As doctors gain more public support and the economic benefits of further pay cuts become marginal and untenable, the government will abandon this plan of attack. Instead, the government will scour for cost savings within the health care system. It will find some, particularly within hospitals stifled by expensive bureaucracy, but not enough to offset ever growing health care costs. Next, we will see funded services be cut with increasing frequency in a fruitless effort to stave off costs. It will begin with simple blood tests that few notice missing before progressing to increasingly important treatment options. This is already happening in the United Kingdom, whose health care system shares a similar plight (though perhaps for different reasons). In January 2015, the NHS defunded 25 cancer treatments, cutting short the lives of approximately eight thousand patients. When philosophical grumblings about health care became hard realities faced by baby boomers entering the latter part of their life, health care will become a national issue. The defunding of important services, a decline in the quality of care and even longer wait times are not acceptable when you are in your 70s, 80s, 90s or beyond.

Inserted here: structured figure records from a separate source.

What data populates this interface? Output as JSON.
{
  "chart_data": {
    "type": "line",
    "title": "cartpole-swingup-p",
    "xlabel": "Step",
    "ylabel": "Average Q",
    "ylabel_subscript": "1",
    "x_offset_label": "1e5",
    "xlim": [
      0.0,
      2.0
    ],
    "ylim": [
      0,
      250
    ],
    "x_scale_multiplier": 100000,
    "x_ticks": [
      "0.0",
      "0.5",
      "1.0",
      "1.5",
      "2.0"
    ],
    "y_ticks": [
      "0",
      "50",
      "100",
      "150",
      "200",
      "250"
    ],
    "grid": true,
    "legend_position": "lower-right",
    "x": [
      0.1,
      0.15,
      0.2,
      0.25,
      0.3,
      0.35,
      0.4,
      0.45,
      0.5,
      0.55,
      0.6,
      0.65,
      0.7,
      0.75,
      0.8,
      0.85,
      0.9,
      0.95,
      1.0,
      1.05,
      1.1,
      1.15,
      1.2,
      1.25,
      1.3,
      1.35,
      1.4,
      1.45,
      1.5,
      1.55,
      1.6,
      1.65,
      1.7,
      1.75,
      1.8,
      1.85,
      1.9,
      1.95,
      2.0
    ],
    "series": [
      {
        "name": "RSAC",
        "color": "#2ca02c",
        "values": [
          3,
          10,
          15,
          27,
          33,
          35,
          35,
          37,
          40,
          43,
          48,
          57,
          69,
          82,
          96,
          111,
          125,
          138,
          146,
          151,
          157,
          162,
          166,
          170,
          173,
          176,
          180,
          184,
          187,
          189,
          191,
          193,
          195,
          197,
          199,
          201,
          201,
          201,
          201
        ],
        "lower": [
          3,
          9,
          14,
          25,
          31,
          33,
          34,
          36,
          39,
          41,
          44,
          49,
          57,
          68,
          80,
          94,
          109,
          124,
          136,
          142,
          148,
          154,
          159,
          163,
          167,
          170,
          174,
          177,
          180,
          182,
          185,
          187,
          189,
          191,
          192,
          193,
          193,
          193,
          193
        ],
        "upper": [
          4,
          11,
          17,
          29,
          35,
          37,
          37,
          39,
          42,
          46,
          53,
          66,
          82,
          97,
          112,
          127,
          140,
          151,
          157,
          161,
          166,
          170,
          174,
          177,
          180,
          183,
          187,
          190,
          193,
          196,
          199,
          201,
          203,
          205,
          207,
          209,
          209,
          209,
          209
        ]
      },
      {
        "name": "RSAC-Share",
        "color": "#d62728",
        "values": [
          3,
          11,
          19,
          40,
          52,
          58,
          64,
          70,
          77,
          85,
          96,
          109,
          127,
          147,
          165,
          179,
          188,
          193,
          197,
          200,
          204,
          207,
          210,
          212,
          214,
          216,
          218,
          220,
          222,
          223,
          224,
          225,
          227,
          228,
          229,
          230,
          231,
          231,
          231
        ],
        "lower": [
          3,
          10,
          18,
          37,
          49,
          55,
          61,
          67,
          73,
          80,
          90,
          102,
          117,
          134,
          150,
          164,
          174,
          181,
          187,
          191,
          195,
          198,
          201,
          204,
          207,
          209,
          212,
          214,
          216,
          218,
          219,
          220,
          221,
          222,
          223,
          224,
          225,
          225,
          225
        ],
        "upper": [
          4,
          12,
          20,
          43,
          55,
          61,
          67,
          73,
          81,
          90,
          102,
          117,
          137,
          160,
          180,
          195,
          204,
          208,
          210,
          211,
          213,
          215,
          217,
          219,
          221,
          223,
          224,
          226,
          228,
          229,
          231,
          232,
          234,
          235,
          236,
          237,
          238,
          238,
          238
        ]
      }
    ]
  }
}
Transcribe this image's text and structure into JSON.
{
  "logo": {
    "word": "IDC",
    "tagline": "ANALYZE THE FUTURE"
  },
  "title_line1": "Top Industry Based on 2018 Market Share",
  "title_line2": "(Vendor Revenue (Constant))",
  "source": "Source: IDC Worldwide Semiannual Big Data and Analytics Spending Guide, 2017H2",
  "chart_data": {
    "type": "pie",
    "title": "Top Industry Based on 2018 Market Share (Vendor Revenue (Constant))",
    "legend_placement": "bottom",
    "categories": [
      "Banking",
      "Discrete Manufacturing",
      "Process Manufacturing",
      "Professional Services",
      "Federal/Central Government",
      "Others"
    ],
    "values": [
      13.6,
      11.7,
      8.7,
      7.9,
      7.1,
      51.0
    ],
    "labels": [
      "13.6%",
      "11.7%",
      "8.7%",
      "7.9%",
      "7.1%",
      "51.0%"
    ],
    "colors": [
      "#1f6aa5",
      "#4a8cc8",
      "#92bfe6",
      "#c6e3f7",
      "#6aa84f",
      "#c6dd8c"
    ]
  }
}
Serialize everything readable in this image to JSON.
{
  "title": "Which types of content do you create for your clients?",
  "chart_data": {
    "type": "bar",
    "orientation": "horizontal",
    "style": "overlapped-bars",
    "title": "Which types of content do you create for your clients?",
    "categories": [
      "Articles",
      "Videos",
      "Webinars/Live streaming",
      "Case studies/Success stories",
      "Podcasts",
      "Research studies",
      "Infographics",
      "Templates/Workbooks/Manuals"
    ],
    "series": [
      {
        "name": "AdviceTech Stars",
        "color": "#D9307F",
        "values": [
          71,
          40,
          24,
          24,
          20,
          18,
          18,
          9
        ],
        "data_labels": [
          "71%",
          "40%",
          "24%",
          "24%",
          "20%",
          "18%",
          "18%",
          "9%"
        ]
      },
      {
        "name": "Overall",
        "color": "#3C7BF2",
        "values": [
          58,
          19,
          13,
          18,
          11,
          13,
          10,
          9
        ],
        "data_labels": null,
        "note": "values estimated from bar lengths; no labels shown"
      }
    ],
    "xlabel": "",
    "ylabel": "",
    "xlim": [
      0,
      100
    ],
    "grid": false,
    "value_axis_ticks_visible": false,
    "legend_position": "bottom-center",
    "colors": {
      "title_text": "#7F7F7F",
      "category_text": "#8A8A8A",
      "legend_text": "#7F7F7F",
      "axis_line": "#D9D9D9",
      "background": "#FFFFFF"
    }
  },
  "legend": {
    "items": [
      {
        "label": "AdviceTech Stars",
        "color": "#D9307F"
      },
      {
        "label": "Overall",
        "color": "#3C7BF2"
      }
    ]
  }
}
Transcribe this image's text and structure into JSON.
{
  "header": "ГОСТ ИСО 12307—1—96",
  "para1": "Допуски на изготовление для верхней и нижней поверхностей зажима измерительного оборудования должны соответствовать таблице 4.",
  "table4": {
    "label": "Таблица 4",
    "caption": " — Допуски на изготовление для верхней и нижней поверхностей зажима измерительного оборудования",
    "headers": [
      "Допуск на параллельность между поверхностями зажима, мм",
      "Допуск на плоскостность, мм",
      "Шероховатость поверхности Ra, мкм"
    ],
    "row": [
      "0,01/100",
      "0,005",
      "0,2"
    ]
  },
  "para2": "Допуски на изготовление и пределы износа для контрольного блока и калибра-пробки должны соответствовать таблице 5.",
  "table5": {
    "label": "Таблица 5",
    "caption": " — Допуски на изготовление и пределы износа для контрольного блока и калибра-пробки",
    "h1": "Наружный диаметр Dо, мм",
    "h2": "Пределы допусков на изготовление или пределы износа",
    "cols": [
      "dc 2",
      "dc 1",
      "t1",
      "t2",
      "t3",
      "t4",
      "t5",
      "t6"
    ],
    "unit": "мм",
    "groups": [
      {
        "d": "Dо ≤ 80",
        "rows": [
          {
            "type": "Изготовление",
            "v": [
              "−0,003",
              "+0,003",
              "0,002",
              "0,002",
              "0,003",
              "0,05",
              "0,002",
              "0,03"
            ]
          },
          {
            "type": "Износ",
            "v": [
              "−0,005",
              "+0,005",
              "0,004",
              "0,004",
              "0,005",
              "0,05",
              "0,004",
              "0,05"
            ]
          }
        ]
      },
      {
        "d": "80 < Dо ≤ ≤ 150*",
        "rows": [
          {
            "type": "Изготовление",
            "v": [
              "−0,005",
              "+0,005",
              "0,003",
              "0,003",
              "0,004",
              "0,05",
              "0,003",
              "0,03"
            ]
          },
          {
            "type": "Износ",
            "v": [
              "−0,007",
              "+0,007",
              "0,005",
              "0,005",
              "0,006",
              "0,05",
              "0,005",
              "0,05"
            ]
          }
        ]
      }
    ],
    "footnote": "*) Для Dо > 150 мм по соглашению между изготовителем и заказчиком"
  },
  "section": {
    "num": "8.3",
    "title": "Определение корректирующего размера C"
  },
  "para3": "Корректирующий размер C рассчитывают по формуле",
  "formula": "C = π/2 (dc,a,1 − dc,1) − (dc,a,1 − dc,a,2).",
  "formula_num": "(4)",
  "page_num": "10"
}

When health care becomes the election issue, each party will present their own vision for what health care ought to be and none will resemble our current system. Variations on similar ideas will emerge throughout the provinces. Hospitals will receive considerable pay cuts as non-hospital medical centers like long-term care facilities receive increased funding. Health care will finally become more distributed with hospitals losing their stranglehold over the heart of medicine. Regulations surrounding billing will gradually loosen as the government embraces elements of the free market. Physicians will begin to splinter off from the public system, resulting in more private practices and clinics. Health care will continue to grow at a rate that exceeds inflation, but this growth will be largely financed by entrepreneurs and willing members of the public without depleting government coffers.

Health care will slowly become sustainable, unfortunately first it will burn.